By the 1830s, the Chinese were facing a tsunami of opium coming at them. That’s why in 1839, they made an effort to shut down the opium trade. “The British attacked them saying that they could not stop buying opium. That marked the beginning of the era of narco colonialism.”
Ghosh said, “It never occurred to me that China could have had an influence on the culture that surrounded me. It happened through this one epiphanic moment when I was sitting in my study in Calcutta. Suddenly I look around me and I see the tea, which is called cha in Bengali is a Cantonese word. I look at the sugar and what’s the word for sugar? Chini. It just means Chinese. I looked around and I could see China everywhere. There’s a historical lineage behind each and every one of those. And it’s a connection to China that we don’t realize and that we completely have erased from our minds. When you delve into history and read the Chinese voices from the past, specifically the opium wars, you realize what is lost by not understanding this period of history through Chinese eyes.”
“In the late 19th century, a huge international movement grew, an anti-opium movement. At that point in time, the European empires were the main sponsors of the opium trade and they were the most powerful entities on Earth. But this international movement, which included religious groups, and women’s groups was very important, and all kinds of other organizations, equivalent of NGOs at that time. They essentially managed to create so much reputational damage for the Empire that they ultimately had to come to the table and accept limitations on opium production.”
He added, “But the British, as late as 1935, built the biggest opium production opium factory in the world. It’s on the border of Rajasthan and Madhya Pradesh. The other big opium factory is in Ghazipur. This opium factory has existed since 1780 and has created more. It’s still one of the world’s biggest producers of legal opium.”
Ghosh’s book points out how the Chinese state had been desperately trying, taking measure after measure to control the illegal smuggling of opium into China. The smuggling was carried out to create dependencies and addictions in the society and to balance out the terms of the balance of trade to European advantage.” He said those measures were repeatedly thwarted and undermined by European powers with the help of Indians in many respects.

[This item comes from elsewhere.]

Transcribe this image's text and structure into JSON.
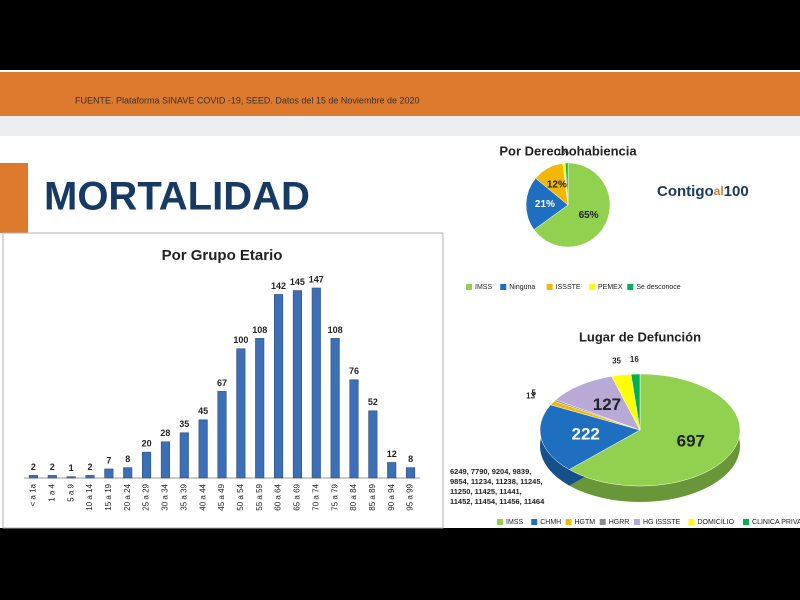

Eventually, war erupted and these measures were defeated by sheer brute force, forcing open the borders so that more opium can pour into China.”
He said, “We see this exactly 100 years later right now as we speak, the entire geopolitical order of the world is changing. We can see that all around us today and it’s very, very scary. But this is the greatest geopolitical change in the last 500 years. For the first time, Western hegemony is seriously under challenge. And who knows where it will lead? Will it lead anyplace good?”